Były kapitan "Białej Gwiazdy" przyznaje, że otrzymał oferty zarówno z Atromitosu Ateny, jak i z Wisły. Jednak nie mógł dogadać się z tymi klubami w kwestii wynagrodzenia. Zainteresowane sprowadzeniem Żurawskiego były również zespoły z Chin i Arabii Saudyjskiej, jednak to Cypryjczycy z Nikozji ostatecznie spełnili wymagania piłkarza.
- Do akcji wkroczyła Omonia. Trochę trwało, zanim się dogadaliśmy, ale ostatecznie jestem zadowolony - wyznaje napastnik. - Wiem, co się mówi o lidze cypryjskiej. Że to miejsce na emeryturę i tak dalej. Choć z drugiej strony cypryjskie kluby przebijają się do Ligi Mistrzów, radzą sobie w Pucharze UEFA. Omonia ma dobrą reputację, to solidny klub.

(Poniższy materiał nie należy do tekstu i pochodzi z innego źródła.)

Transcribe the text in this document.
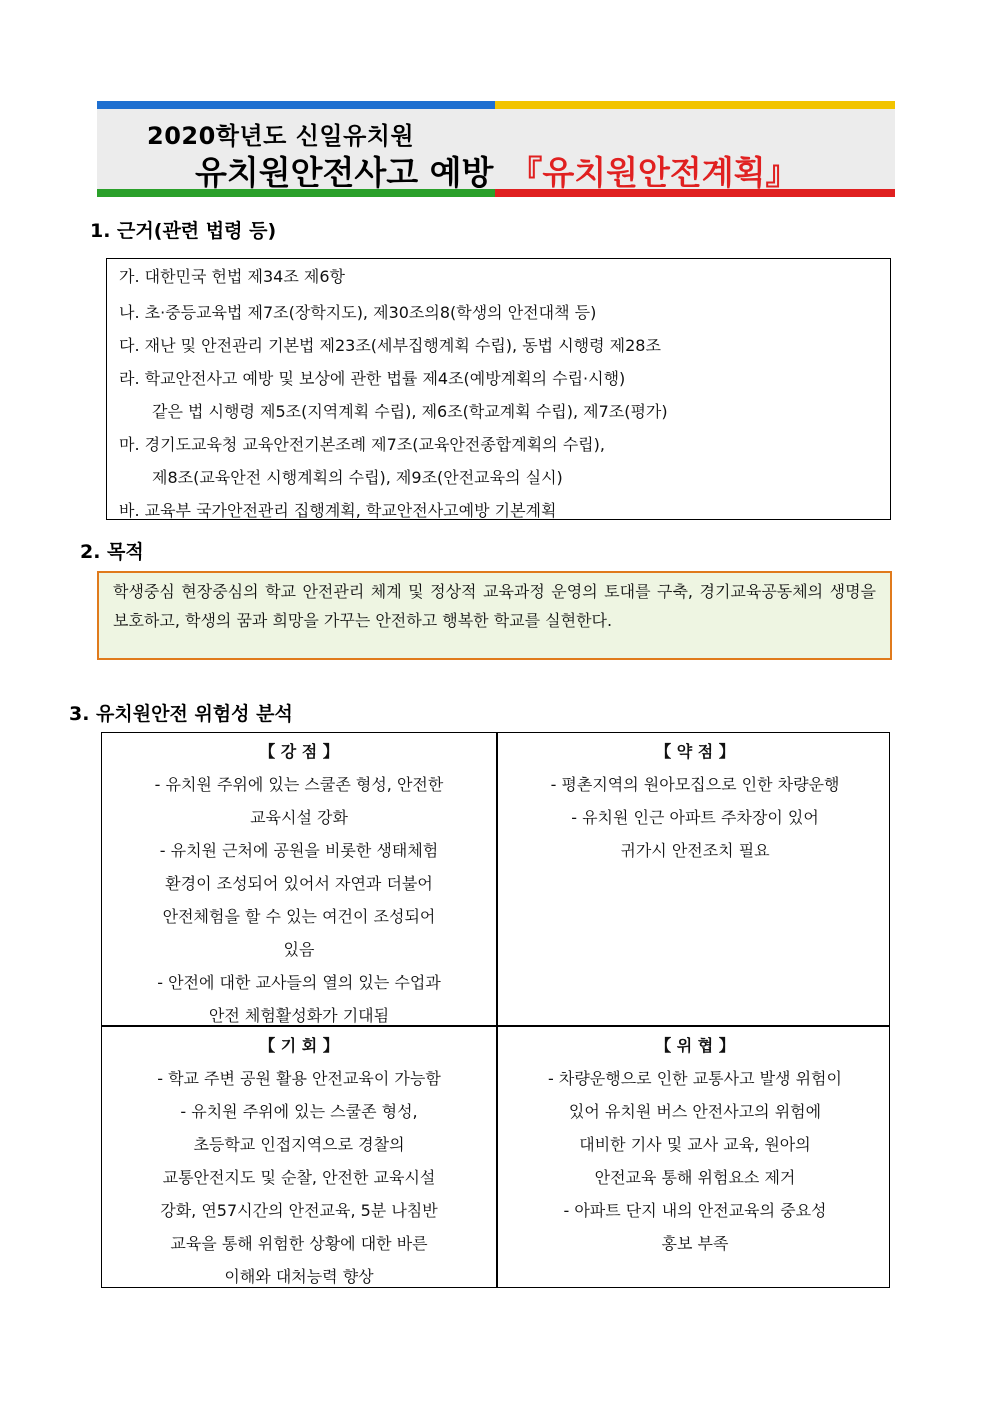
2020학년도 신일유치원
유치원안전사고 예방 『유치원안전계획』
1. 근거(관련 법령 등)
가. 대한민국 헌법 제34조 제6항
나. 초·중등교육법 제7조(장학지도), 제30조의8(학생의 안전대책 등)
다. 재난 및 안전관리 기본법 제23조(세부집행계획 수립), 동법 시행령 제28조
라. 학교안전사고 예방 및 보상에 관한 법률 제4조(예방계획의 수립·시행)
같은 법 시행령 제5조(지역계획 수립), 제6조(학교계획 수립), 제7조(평가)
마. 경기도교육청 교육안전기본조례 제7조(교육안전종합계획의 수립),
제8조(교육안전 시행계획의 수립), 제9조(안전교육의 실시)
바. 교육부 국가안전관리 집행계획, 학교안전사고예방 기본계획
2. 목적
학생중심 현장중심의 학교 안전관리 체계 및 정상적 교육과정 운영의 토대를 구축, 경기교육공동체의 생명을 보호하고, 학생의 꿈과 희망을 가꾸는 안전하고 행복한 학교를 실현한다.
3. 유치원안전 위험성 분석
【 강 점 】
- 유치원 주위에 있는 스쿨존 형성, 안전한
교육시설 강화
- 유치원 근처에 공원을 비롯한 생태체험
환경이 조성되어 있어서 자연과 더불어
안전체험을 할 수 있는 여건이 조성되어
있음
- 안전에 대한 교사들의 열의 있는 수업과
안전 체험활성화가 기대됨
【 약 점 】
- 평촌지역의 원아모집으로 인한 차량운행
- 유치원 인근 아파트 주차장이 있어
귀가시 안전조치 필요
【 기 회 】
- 학교 주변 공원 활용 안전교육이 가능함
- 유치원 주위에 있는 스쿨존 형성,
초등학교 인접지역으로 경찰의
교통안전지도 및 순찰, 안전한 교육시설
강화, 연57시간의 안전교육, 5분 나침반
교육을 통해 위험한 상황에 대한 바른
이해와 대처능력 향상
【 위 협 】
- 차량운행으로 인한 교통사고 발생 위험이
있어 유치원 버스 안전사고의 위험에
대비한 기사 및 교사 교육, 원아의
안전교육 통해 위험요소 제거
- 아파트 단지 내의 안전교육의 중요성
홍보 부족
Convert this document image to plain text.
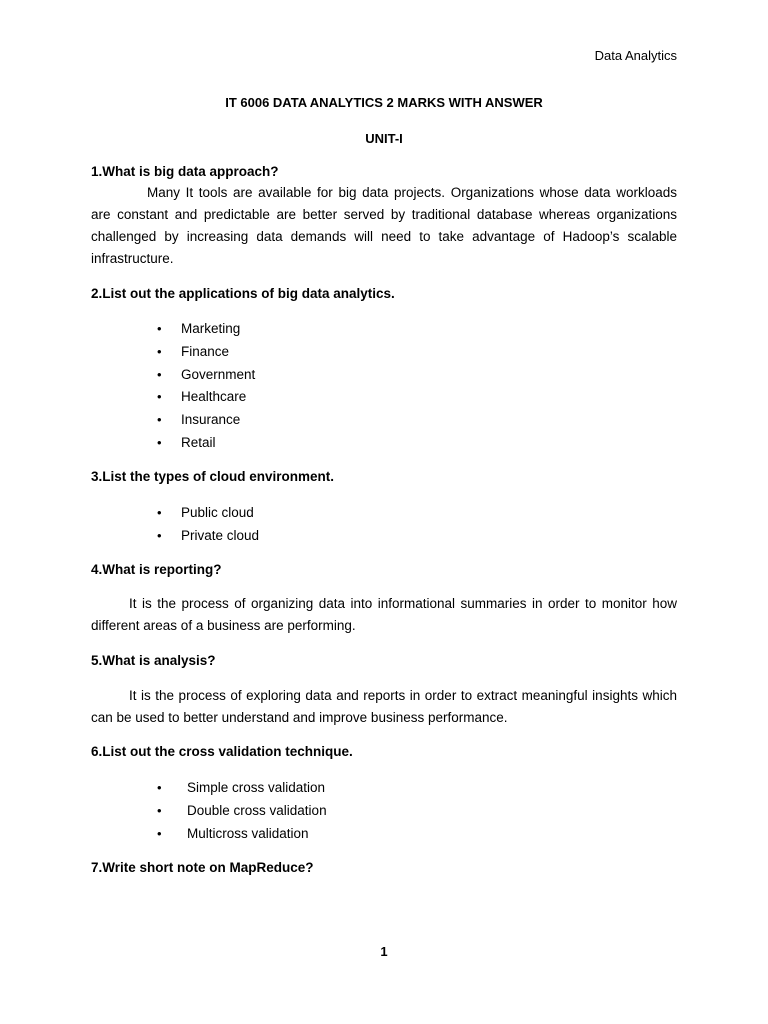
Data Analytics
IT 6006 DATA ANALYTICS 2 MARKS WITH ANSWER
UNIT-I
1.What is big data approach?
Many It tools are available for big data projects. Organizations whose data workloads are constant and predictable are better served by traditional database whereas organizations challenged by increasing data demands will need to take advantage of Hadoop’s scalable infrastructure.
2.List out the applications of big data analytics.
• Marketing
• Finance
• Government
• Healthcare
• Insurance
• Retail
3.List the types of cloud environment.
• Public cloud
• Private cloud
4.What is reporting?
It is the process of organizing data into informational summaries in order to monitor how different areas of a business are performing.
5.What is analysis?
It is the process of exploring data and reports in order to extract meaningful insights which can be used to better understand and improve business performance.
6.List out the cross validation technique.
• Simple cross validation
• Double cross validation
• Multicross validation
7.Write short note on MapReduce?
1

Lokalnym rywalem Żurawskiego będzie w Nikozji jego przyjaciel - Kamil Kosowski, z którym kiedyś stanowili skuteczny duet zarówno w Wiśle, jak i w reprezentacji. - Graliśmy już przeciw sobie, ja w Lechu, on w Górniku, ale teraz to rzeczywiście będzie coś szczególnego. Bo skoro APOEL i Omonia są jak Wisła i Cracovia, to nasza rywalizacja będzie bardzo ciekawa - kończy "Żuraw".
Czy Patryk Małecki opuści Wisłę? - czytaj tutaj ?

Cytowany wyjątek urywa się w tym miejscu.